This summer I attended three weddings and celebrated a matrimonial milestone of my own. I will always remember 2018 as A Summer of Love.
The edges of tree leaves are already tinged with their fall colors. Reflecting on the events of this summer, my memories of it are tinged with love in many stages and outward expressions. I have witnessed countless relationships develop, blossom, unfold and mature–including my own.
Silver Anniversary
My partner and I celebrated our 25th Wedding Anniversary this summer, so love and marriage have been at the forefront of my mind. It’s no small thing to be with another person year in and year out! Our relationship has been the source of countless joys and victories. Our relationship has survived the deaths of three parents, many moves and changes. We’ve raised two children who are on the verge of leaving the nest. We’ve both faced countless challenges, setbacks. Though we may annoy some people with our seemingly endless inside jokes and our shared “wife and husband shorthand,” we have not and will not always agree on everything–we are two separate people after all! But at the beginning and end of every day I am still overwhelmingly grateful to have shared these years with my best friend. Bonus: he and I are both marriage experts–for real!

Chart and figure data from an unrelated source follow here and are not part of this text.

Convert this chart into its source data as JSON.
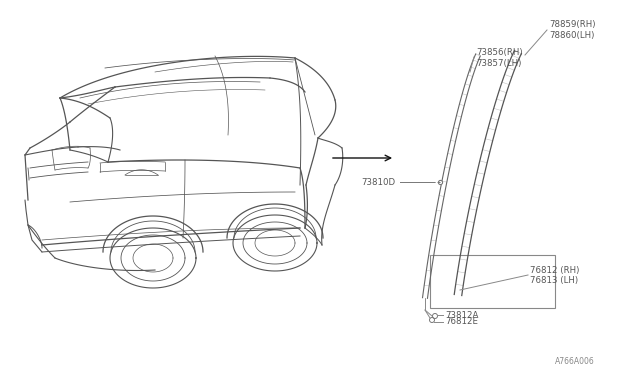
{
  "bg_color": "#ffffff",
  "diagram_number": "A766A006",
  "labels": {
    "part1_rh": "78859(RH)",
    "part1_lh": "78860(LH)",
    "part2_rh": "73856(RH)",
    "part2_lh": "73857(LH)",
    "part3": "73810D",
    "part4_rh": "76812 (RH)",
    "part4_lh": "76813 (LH)",
    "part5": "73812A",
    "part6": "76812E"
  },
  "car_color": "#555555",
  "molding_color": "#888888",
  "arrow_color": "#111111",
  "text_color": "#555555"
}
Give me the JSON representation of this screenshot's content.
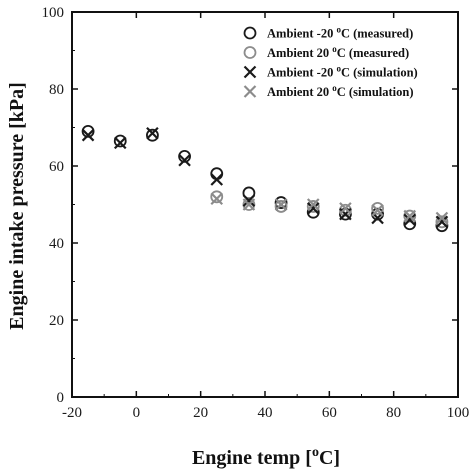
{
  "chart_data": {
    "type": "scatter",
    "xlabel": {
      "prefix": "Engine  temp [",
      "sup": "o",
      "suffix": "C]"
    },
    "ylabel": "Engine intake pressure [kPa]",
    "xlim": [
      -20,
      100
    ],
    "ylim": [
      0,
      100
    ],
    "xticks": [
      -20,
      0,
      20,
      40,
      60,
      80,
      100
    ],
    "yticks": [
      0,
      20,
      40,
      60,
      80,
      100
    ],
    "xtick_labels": [
      "-20",
      "0",
      "20",
      "40",
      "60",
      "80",
      "100"
    ],
    "ytick_labels": [
      "0",
      "20",
      "40",
      "60",
      "80",
      "100"
    ],
    "grid": false,
    "legend_position": "top-right",
    "series": [
      {
        "name": "Ambient -20 °C (measured)",
        "legend": {
          "pre": "Ambient -20 ",
          "sup": "o",
          "post": "C (measured)"
        },
        "marker": "circle",
        "color": "#1a1a1a",
        "x": [
          -15,
          -5,
          5,
          15,
          25,
          35,
          45,
          55,
          65,
          75,
          85,
          95
        ],
        "y": [
          69,
          66.5,
          68,
          62.5,
          58,
          53,
          50.5,
          48,
          47.5,
          47.5,
          45,
          44.5
        ]
      },
      {
        "name": "Ambient 20 °C (measured)",
        "legend": {
          "pre": "Ambient 20 ",
          "sup": "o",
          "post": "C (measured)"
        },
        "marker": "circle",
        "color": "#8c8c8c",
        "x": [
          25,
          35,
          45,
          55,
          65,
          75,
          85,
          95
        ],
        "y": [
          52,
          50,
          49.5,
          49.5,
          48.5,
          49,
          47,
          45.5
        ]
      },
      {
        "name": "Ambient -20 °C (simulation)",
        "legend": {
          "pre": "Ambient -20 ",
          "sup": "o",
          "post": "C (simulation)"
        },
        "marker": "x",
        "color": "#1a1a1a",
        "x": [
          -15,
          -5,
          5,
          15,
          25,
          35,
          45,
          55,
          65,
          75,
          85,
          95
        ],
        "y": [
          68,
          66,
          68.5,
          61.5,
          56.5,
          51,
          50,
          49,
          47.5,
          46.5,
          46,
          45.5
        ]
      },
      {
        "name": "Ambient 20 °C (simulation)",
        "legend": {
          "pre": "Ambient 20 ",
          "sup": "o",
          "post": "C (simulation)"
        },
        "marker": "x",
        "color": "#8c8c8c",
        "x": [
          25,
          35,
          45,
          55,
          65,
          75,
          85,
          95
        ],
        "y": [
          51.5,
          50,
          50,
          50,
          49,
          48.5,
          47,
          46.5
        ]
      }
    ]
  }
}
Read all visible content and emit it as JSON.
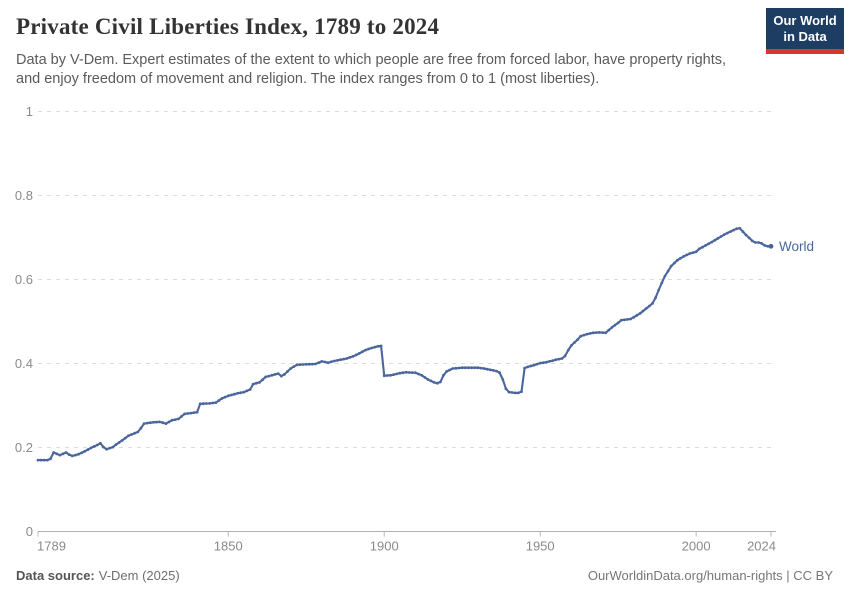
{
  "header": {
    "title": "Private Civil Liberties Index, 1789 to 2024",
    "subtitle_line1": "Data by V-Dem. Expert estimates of the extent to which people are free from forced labor, have property rights,",
    "subtitle_line2": "and enjoy freedom of movement and religion. The index ranges from 0 to 1 (most liberties).",
    "logo": {
      "line1": "Our World",
      "line2": "in Data",
      "bg_color": "#1d3d63",
      "accent_color": "#d8352d"
    }
  },
  "chart_data": {
    "type": "line",
    "title": "Private Civil Liberties Index, 1789 to 2024",
    "xlabel": "",
    "ylabel": "",
    "xlim": [
      1789,
      2024
    ],
    "ylim": [
      0,
      1
    ],
    "grid": "horizontal-dashed",
    "legend_position": "end-of-line-label",
    "x_ticks": [
      1789,
      1850,
      1900,
      1950,
      2000,
      2024
    ],
    "x_tick_labels": [
      "1789",
      "1850",
      "1900",
      "1950",
      "2000",
      "2024"
    ],
    "y_ticks": [
      0,
      0.2,
      0.4,
      0.6,
      0.8,
      1
    ],
    "y_tick_labels": [
      "0",
      "0.2",
      "0.4",
      "0.6",
      "0.8",
      "1"
    ],
    "end_label": "World",
    "series": [
      {
        "name": "World",
        "color": "#4a669c",
        "points": [
          [
            1789,
            0.17
          ],
          [
            1792,
            0.17
          ],
          [
            1793,
            0.173
          ],
          [
            1794,
            0.188
          ],
          [
            1795,
            0.185
          ],
          [
            1796,
            0.182
          ],
          [
            1797,
            0.185
          ],
          [
            1798,
            0.188
          ],
          [
            1799,
            0.183
          ],
          [
            1800,
            0.18
          ],
          [
            1802,
            0.184
          ],
          [
            1804,
            0.191
          ],
          [
            1806,
            0.199
          ],
          [
            1808,
            0.206
          ],
          [
            1809,
            0.21
          ],
          [
            1810,
            0.201
          ],
          [
            1811,
            0.196
          ],
          [
            1813,
            0.201
          ],
          [
            1814,
            0.207
          ],
          [
            1816,
            0.217
          ],
          [
            1818,
            0.228
          ],
          [
            1820,
            0.234
          ],
          [
            1821,
            0.237
          ],
          [
            1822,
            0.246
          ],
          [
            1823,
            0.257
          ],
          [
            1826,
            0.26
          ],
          [
            1828,
            0.261
          ],
          [
            1830,
            0.257
          ],
          [
            1832,
            0.265
          ],
          [
            1834,
            0.268
          ],
          [
            1836,
            0.28
          ],
          [
            1838,
            0.282
          ],
          [
            1840,
            0.284
          ],
          [
            1841,
            0.304
          ],
          [
            1844,
            0.305
          ],
          [
            1846,
            0.307
          ],
          [
            1848,
            0.317
          ],
          [
            1850,
            0.323
          ],
          [
            1853,
            0.329
          ],
          [
            1855,
            0.332
          ],
          [
            1857,
            0.338
          ],
          [
            1858,
            0.351
          ],
          [
            1860,
            0.355
          ],
          [
            1862,
            0.368
          ],
          [
            1864,
            0.372
          ],
          [
            1866,
            0.376
          ],
          [
            1867,
            0.37
          ],
          [
            1868,
            0.374
          ],
          [
            1870,
            0.388
          ],
          [
            1872,
            0.397
          ],
          [
            1875,
            0.398
          ],
          [
            1878,
            0.399
          ],
          [
            1880,
            0.405
          ],
          [
            1882,
            0.402
          ],
          [
            1884,
            0.406
          ],
          [
            1886,
            0.409
          ],
          [
            1888,
            0.412
          ],
          [
            1890,
            0.417
          ],
          [
            1892,
            0.424
          ],
          [
            1894,
            0.432
          ],
          [
            1896,
            0.437
          ],
          [
            1898,
            0.441
          ],
          [
            1899,
            0.442
          ],
          [
            1900,
            0.371
          ],
          [
            1902,
            0.372
          ],
          [
            1905,
            0.377
          ],
          [
            1907,
            0.379
          ],
          [
            1910,
            0.378
          ],
          [
            1912,
            0.372
          ],
          [
            1914,
            0.362
          ],
          [
            1916,
            0.355
          ],
          [
            1917,
            0.353
          ],
          [
            1918,
            0.356
          ],
          [
            1919,
            0.372
          ],
          [
            1920,
            0.381
          ],
          [
            1922,
            0.388
          ],
          [
            1925,
            0.39
          ],
          [
            1928,
            0.39
          ],
          [
            1930,
            0.39
          ],
          [
            1932,
            0.388
          ],
          [
            1934,
            0.385
          ],
          [
            1936,
            0.382
          ],
          [
            1937,
            0.378
          ],
          [
            1938,
            0.362
          ],
          [
            1939,
            0.34
          ],
          [
            1940,
            0.332
          ],
          [
            1942,
            0.33
          ],
          [
            1943,
            0.33
          ],
          [
            1944,
            0.333
          ],
          [
            1945,
            0.389
          ],
          [
            1946,
            0.392
          ],
          [
            1948,
            0.396
          ],
          [
            1950,
            0.401
          ],
          [
            1952,
            0.403
          ],
          [
            1955,
            0.409
          ],
          [
            1957,
            0.412
          ],
          [
            1958,
            0.418
          ],
          [
            1959,
            0.432
          ],
          [
            1960,
            0.443
          ],
          [
            1962,
            0.457
          ],
          [
            1963,
            0.465
          ],
          [
            1965,
            0.47
          ],
          [
            1967,
            0.473
          ],
          [
            1969,
            0.474
          ],
          [
            1971,
            0.473
          ],
          [
            1973,
            0.486
          ],
          [
            1975,
            0.497
          ],
          [
            1976,
            0.503
          ],
          [
            1979,
            0.506
          ],
          [
            1982,
            0.519
          ],
          [
            1984,
            0.531
          ],
          [
            1986,
            0.543
          ],
          [
            1987,
            0.557
          ],
          [
            1988,
            0.575
          ],
          [
            1989,
            0.592
          ],
          [
            1990,
            0.608
          ],
          [
            1991,
            0.62
          ],
          [
            1992,
            0.632
          ],
          [
            1994,
            0.646
          ],
          [
            1996,
            0.655
          ],
          [
            1998,
            0.662
          ],
          [
            2000,
            0.666
          ],
          [
            2001,
            0.673
          ],
          [
            2003,
            0.681
          ],
          [
            2005,
            0.689
          ],
          [
            2007,
            0.698
          ],
          [
            2009,
            0.707
          ],
          [
            2011,
            0.714
          ],
          [
            2013,
            0.721
          ],
          [
            2014,
            0.722
          ],
          [
            2015,
            0.714
          ],
          [
            2016,
            0.706
          ],
          [
            2017,
            0.699
          ],
          [
            2018,
            0.692
          ],
          [
            2019,
            0.688
          ],
          [
            2020,
            0.688
          ],
          [
            2021,
            0.686
          ],
          [
            2022,
            0.681
          ],
          [
            2023,
            0.679
          ],
          [
            2024,
            0.679
          ]
        ]
      }
    ]
  },
  "footer": {
    "source_label": "Data source:",
    "source_value": "V-Dem (2025)",
    "right_text": "OurWorldinData.org/human-rights | CC BY"
  },
  "colors": {
    "line": "#4a669c",
    "title": "#333333",
    "subtitle": "#5b5b5b",
    "tick_label": "#8a8a8a",
    "gridline": "#dcdcdc",
    "logo_bg": "#1d3d63",
    "logo_accent": "#d8352d"
  }
}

Now, in midlife, I have not had the honor of being able to celebrate weddings as frequently as in my earlier years. Not only do I like celebrations and the unique melding of the traditional markers of love unions with each couple’s personal touches, but it is a great honor to be asked to be present on the occasion of the solemnization of a couple’s decision to walk the planet together, come what may. During the Summer of 2018 we had the honor of being invited to witness three beautiful nuptials and each was as distinctly perfect, as each couple were stunning.
Grown & Dapper
One wedding was that of a brilliant, kind and dapper family friend who exchanged vows with his beautiful bride in a very modern and soulful church ceremony. From the church pew, their fondness for each other was palpable and it was clear they were both tickled to be able to commit to the person they cherish most in the world. He has been a wonderful friend to us and an indispensable and active member of my faith community. Celebrating one of the best days of his life (so far!) with him and his true love was pure goodness.
Cherished & Shared
My gorgeous sister-in-law joined hands and shared her marriage vows with the love of her life, before a lattice covered in vines and summer blooms in the backyard of their home. The ceremony officiated by her mom. Dear reader, I want you to know that by “backyard” I mean that they transformed the area behind their home into one of the most elegant outdoor wedding venues I have ever been to! She and the groom were radiant, and absolutely cherish and adore each other. It was such a heartwarming feeling to share the day filled with the love that all who were gathered feel for them and their beautiful family.
Beloved & Bespoke
A former co-worker and his partner are two of the kindest and socially conscious people I know. Their wedding was at a sprawling landmark and the couple encouraged guests to use a hashtag to share memories of the day. Because our workplace had been very casual, they are both millennials and being on the west coast, I was surprised and delighted to see both of them decked out in the sharpest pair of identical suits that surely had to have been tailored from cloth woven with them in mind. Their officiant gave a beautiful message that included readings from Loving v. Virginia and Windsor v. U.S., before leading the couple in a sand ceremony that echoed the blending of the cultures of their families as they joined together their lives.
A Wish
So yes, I enjoy weddings and I appreciate what a huge honor and great privilege it is to celebrate each couple’s wedding day. It is also my duty to wish each couple a good life together. Have you heard the saying “every funeral you attend is your own?” I don’t think every wedding is my own. Instead, every wedding I celebrate is a wish for the kind of love I hope everyone can experience. Pure, focused Wedding Day kind of love. Now I am not saying that everyone should get married or that marriage is the only way to experience love, because it isn’t. Marriage isn’t for everyone, but love is for anyone. Whether you are married or single, younger than many, or older than most–may you and everyone you know have the kind of love in your life that makes you feel beautiful, adored, cherished and blessed!